Scraping app store reviews#
In the Washington Post's project, they found a "secret API" that allowed them to download all the App Store reviews of target "random chat apps." We're going to download reviews using the marketing platform Sensor Tower instead. Our target apps will be Chat with Strangers, Yubo, Holla, and Skout.
Their reviews section doesn't have a download button, so we use a Selenium web scraper to download the information instead.
from bs4 import BeautifulSoup
import pandas as pd
import time
import numpy as np
from selenium import webdriver
from selenium.webdriver.common.by import By
from selenium.webdriver.support.ui import WebDriverWait
from selenium.webdriver.support import expected_conditions as EC
driver = webdriver.Chrome()
driver.get('https://sensortower.com/ios/US/twelve-app/app/yubo-make-new-friends/1038653883/review-history?selected_tab=reviews')
Select your options and scrape#
After you log in, select the following options to make sure you're only scraping US-based reviews. This is mostly to make sure we keep everything in English, as we won't be able to manually find racism etc in non-English reviews.
- Date: All time
- Country: US
def get_page():
doc = BeautifulSoup(driver.page_source)
rows = doc.select("tbody tr")
datapoints = []
for row in rows:
cells = row.select("td")
data = {
'Country': cells[0].text.strip(),
'Date': cells[1].text.strip(),
'Rating': cells[2].select_one('.gold')['style'],
'Review': cells[3].select_one('.break-wrap-review').text.strip(),
'Version': cells[4].text.strip()
}
datapoints.append(data)
return datapoints
all_data = []
wait = WebDriverWait(driver, 5, poll_frequency=0.05)
while True:
wait.until(EC.invisibility_of_element_located((By.CSS_SELECTOR, '.ajax-loading-cover')))
results = get_page()
all_data.extend(results)
next_button = driver.find_elements_by_css_selector(".btn-group .pagination")[1]
if next_button.get_attribute('disabled'):
break
next_button.click()
time.sleep(0.5)
# Doesn't trigger fast enough!
# wait.until(EC.visibility_of_element_located((By.CSS_SELECTOR, '.ajax-loading-cover')))
df = pd.DataFrame(all_data)
df
# You'll change this filename for each app you're storing reviews for
df.to_csv("data/chat-for-strangers.csv", index=False)
Combine and add columns#
Once we've saved reviews for several different apps, we're ready to go. We'll combine them all into one single file and add a note about what app each review came from.
holla = pd.read_csv('data/holla.csv')
holla['source'] = 'holla'
yubo = pd.read_csv('data/yubo.csv')
yubo['source'] = 'yubo'
skout = pd.read_csv('data/skout.csv')
skout['source'] = 'skout'
strangers = pd.read_csv('data/chat-for-strangers.csv')
strangers['source'] = 'chat-for-strangers'
df = pd.concat([holla, yubo, skout, strangers], ignore_index=True)
df.shape
df.source.value_counts()
We'll also add columns for racism, bullying, and unwanted sexual behavior.

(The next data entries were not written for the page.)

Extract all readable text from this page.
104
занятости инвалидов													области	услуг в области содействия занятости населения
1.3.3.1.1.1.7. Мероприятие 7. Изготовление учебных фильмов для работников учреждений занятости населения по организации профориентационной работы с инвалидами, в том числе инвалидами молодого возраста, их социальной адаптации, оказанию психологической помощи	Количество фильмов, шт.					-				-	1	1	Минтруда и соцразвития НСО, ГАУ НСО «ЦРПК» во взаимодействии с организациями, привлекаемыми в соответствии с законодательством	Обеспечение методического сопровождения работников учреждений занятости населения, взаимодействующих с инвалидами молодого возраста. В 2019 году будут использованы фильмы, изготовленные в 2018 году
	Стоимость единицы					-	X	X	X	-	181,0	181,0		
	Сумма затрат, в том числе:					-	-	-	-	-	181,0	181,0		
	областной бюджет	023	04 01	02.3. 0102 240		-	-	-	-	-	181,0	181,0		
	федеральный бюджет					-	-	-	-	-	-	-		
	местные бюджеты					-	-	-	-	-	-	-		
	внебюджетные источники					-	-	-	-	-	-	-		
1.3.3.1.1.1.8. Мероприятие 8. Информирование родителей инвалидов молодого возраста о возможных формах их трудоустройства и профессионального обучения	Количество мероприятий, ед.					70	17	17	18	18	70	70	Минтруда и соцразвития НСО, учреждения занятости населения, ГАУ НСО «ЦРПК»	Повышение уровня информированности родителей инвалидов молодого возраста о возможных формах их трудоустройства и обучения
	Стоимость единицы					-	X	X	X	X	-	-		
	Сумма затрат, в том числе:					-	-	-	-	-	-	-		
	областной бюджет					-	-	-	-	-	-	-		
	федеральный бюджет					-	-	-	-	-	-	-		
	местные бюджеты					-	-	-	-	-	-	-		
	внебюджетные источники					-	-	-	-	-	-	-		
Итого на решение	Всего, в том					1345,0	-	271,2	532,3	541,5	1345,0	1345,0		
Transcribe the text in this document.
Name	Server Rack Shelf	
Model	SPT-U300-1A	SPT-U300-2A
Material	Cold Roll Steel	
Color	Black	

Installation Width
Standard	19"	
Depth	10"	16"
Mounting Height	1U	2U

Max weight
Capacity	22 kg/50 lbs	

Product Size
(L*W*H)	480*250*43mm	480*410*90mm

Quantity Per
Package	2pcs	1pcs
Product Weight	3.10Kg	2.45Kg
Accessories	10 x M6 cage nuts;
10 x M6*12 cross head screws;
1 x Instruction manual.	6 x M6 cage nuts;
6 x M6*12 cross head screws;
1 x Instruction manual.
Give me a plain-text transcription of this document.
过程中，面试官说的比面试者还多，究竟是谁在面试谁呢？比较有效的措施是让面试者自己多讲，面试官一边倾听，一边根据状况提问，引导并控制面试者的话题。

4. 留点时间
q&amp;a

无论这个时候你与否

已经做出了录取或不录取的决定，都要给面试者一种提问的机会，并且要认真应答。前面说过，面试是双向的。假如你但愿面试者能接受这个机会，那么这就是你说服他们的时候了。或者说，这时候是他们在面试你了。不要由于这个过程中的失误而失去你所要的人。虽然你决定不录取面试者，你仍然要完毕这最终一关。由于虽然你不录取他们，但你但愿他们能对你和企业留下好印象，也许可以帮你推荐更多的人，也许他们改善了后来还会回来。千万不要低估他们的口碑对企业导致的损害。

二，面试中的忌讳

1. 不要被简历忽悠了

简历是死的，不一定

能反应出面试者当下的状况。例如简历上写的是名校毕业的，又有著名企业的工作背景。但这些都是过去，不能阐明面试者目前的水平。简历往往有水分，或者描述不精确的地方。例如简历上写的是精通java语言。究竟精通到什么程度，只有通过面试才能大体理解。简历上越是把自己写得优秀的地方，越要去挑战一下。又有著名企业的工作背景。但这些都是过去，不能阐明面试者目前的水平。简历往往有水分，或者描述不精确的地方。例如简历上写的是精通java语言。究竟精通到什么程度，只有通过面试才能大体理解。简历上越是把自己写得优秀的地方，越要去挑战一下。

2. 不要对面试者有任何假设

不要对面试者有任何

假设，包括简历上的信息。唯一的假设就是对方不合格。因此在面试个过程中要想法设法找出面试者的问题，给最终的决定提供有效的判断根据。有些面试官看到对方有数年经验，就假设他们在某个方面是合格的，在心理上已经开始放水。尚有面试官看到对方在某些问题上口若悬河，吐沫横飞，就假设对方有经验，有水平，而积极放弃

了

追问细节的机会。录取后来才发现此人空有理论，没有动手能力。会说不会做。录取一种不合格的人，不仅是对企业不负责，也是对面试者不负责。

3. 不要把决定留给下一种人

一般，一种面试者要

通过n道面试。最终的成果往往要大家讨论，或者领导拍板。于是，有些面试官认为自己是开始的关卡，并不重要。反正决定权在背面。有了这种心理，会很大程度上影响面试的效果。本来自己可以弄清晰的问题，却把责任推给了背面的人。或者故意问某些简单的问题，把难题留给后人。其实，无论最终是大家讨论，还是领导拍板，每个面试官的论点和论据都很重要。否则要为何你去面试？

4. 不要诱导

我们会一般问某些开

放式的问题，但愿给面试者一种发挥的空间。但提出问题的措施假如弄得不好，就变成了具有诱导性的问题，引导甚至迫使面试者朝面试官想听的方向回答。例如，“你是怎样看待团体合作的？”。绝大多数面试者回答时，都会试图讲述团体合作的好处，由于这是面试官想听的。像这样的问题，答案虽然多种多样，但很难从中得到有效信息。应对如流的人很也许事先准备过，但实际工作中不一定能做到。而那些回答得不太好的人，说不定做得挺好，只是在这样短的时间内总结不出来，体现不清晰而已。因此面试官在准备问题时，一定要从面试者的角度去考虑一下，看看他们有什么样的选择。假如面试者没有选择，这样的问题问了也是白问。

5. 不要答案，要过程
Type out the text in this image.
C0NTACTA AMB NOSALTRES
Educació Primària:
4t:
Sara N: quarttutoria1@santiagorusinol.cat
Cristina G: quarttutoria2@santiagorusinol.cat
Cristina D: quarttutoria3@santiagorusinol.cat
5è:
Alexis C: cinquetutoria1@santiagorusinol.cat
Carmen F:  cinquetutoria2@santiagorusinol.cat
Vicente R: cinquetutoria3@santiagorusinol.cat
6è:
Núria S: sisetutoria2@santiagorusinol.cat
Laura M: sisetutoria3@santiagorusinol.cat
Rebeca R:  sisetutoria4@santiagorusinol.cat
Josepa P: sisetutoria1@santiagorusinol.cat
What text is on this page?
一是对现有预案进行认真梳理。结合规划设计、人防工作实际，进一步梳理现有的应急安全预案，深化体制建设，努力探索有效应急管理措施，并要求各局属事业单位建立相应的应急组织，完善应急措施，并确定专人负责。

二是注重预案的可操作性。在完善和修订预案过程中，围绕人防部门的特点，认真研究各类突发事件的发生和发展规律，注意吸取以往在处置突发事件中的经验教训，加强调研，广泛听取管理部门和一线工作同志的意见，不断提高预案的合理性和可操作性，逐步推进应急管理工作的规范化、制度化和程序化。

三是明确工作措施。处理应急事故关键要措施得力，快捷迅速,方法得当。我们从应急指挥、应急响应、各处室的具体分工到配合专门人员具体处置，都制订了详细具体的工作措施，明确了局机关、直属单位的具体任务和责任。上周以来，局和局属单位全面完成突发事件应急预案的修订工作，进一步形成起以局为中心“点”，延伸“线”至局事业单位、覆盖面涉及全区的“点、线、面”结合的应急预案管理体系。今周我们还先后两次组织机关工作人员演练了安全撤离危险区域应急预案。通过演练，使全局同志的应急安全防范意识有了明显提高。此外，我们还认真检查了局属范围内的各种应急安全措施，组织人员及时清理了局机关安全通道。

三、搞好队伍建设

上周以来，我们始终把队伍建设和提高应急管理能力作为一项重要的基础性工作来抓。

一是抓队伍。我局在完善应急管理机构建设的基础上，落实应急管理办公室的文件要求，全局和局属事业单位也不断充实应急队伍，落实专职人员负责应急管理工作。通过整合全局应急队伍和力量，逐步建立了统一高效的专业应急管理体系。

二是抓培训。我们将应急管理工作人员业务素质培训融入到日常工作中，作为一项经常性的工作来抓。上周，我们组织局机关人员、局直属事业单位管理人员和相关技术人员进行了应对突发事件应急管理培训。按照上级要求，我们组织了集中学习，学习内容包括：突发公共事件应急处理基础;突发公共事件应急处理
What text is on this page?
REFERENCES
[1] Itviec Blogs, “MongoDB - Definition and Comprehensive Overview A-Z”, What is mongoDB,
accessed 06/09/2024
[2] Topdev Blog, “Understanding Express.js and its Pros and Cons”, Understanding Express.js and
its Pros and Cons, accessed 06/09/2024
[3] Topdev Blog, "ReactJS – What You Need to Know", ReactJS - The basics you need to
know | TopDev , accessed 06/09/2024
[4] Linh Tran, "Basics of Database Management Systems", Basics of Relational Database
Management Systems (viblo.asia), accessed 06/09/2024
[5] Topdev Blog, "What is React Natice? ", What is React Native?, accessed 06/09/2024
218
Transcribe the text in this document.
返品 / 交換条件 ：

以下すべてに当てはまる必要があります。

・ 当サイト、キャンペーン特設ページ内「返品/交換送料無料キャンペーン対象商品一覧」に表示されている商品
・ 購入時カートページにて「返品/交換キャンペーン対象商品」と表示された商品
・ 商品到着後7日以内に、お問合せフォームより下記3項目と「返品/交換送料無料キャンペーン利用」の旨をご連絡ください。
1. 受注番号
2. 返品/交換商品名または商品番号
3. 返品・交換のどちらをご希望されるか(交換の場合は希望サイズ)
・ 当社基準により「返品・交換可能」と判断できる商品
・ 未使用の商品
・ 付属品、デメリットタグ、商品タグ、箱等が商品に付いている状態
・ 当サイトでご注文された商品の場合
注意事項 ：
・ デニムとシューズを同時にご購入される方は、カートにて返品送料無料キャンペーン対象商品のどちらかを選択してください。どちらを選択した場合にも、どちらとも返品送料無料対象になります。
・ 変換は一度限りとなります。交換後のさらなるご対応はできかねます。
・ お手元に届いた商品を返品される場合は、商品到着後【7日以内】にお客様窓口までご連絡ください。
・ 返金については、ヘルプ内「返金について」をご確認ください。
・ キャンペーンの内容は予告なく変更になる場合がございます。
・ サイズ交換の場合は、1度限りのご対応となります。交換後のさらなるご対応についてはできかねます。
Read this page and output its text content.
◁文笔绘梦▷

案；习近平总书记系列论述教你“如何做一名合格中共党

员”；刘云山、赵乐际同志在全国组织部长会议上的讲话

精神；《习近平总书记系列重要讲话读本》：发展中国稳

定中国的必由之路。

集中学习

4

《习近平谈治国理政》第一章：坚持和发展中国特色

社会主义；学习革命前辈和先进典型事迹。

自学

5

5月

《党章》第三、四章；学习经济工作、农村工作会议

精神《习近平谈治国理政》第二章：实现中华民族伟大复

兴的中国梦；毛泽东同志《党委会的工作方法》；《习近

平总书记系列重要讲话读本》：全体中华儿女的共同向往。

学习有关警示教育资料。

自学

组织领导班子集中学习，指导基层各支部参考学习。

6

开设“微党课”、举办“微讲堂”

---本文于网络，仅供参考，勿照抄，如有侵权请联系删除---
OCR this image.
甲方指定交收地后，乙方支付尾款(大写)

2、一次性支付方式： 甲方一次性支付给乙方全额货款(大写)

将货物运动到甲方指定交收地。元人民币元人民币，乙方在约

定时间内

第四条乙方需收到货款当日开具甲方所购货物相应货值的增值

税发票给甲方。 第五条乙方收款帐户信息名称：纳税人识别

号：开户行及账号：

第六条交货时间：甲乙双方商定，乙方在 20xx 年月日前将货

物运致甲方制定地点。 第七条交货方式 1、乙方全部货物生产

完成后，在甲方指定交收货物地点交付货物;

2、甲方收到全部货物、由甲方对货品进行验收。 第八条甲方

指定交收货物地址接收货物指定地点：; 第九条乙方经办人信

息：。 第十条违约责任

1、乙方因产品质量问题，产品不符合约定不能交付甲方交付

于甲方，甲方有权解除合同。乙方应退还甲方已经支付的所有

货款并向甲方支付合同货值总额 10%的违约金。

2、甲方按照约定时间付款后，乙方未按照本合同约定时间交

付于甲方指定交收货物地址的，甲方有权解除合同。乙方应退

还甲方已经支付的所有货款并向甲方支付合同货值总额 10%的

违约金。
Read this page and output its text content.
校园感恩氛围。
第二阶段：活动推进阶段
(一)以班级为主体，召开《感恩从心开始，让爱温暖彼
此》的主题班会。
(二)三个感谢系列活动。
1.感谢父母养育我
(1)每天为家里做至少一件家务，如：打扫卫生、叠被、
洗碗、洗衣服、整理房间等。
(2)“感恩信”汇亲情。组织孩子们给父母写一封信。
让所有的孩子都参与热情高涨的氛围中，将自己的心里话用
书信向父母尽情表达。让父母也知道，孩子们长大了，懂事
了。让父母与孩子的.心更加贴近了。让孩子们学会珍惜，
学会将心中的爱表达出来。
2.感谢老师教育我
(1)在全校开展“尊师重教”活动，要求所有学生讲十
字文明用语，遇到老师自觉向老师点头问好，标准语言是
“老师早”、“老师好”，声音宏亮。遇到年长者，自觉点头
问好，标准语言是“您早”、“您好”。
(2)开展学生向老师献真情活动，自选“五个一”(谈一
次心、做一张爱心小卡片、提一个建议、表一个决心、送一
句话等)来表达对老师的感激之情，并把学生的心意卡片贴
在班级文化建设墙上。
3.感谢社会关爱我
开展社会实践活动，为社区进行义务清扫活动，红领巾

While we don't know which reviews contain this content yet, we'll use these columns to mark it in Excel or Google Sheets later.
# Using a machine learning algorithm to identify App Store reviews
# containing reports of unwanted sexual content, racism and bullying...
df['racism'] = np.nan
df['bullying'] = np.nan
df['sexual'] = np.nan
df.head()
Clean up the rating#
We don't have ratings that are numeric! Let's convert the weird HTML star percentage to actual numbers.
df.Rating.value_counts()
df.Rating = df.Rating.replace({
'width: 99%;': 5,
'width: 79%;': 4,
'width: 59%;': 3,
'width: 39%;': 2,
'width: 19%;': 1
})
df.head()
df.Rating.value_counts()
df.to_csv("data/reviews.csv", index=False)
Review#
Instead of asking Apple or finding a secret API like the Washington Post, we used an app marketing site to find App Store reviews of the apps we were interested in. They didn't have a download button, though, so we wrote a simple scraper to pull them down.
After obtaining the reviews, cleaned them a bit and we combined them into one spreadsheet and added columns for racism, bullying, and unwanted sexual behavior that we'll fill in later manually.
Discussion topics#
Is pulling data from a secondary source okay?
How do we know that they list all available reviews on the site that we obtained the reviews from?
Do we need all of the reviews, or could we have filtered them at this point to narrow our field down?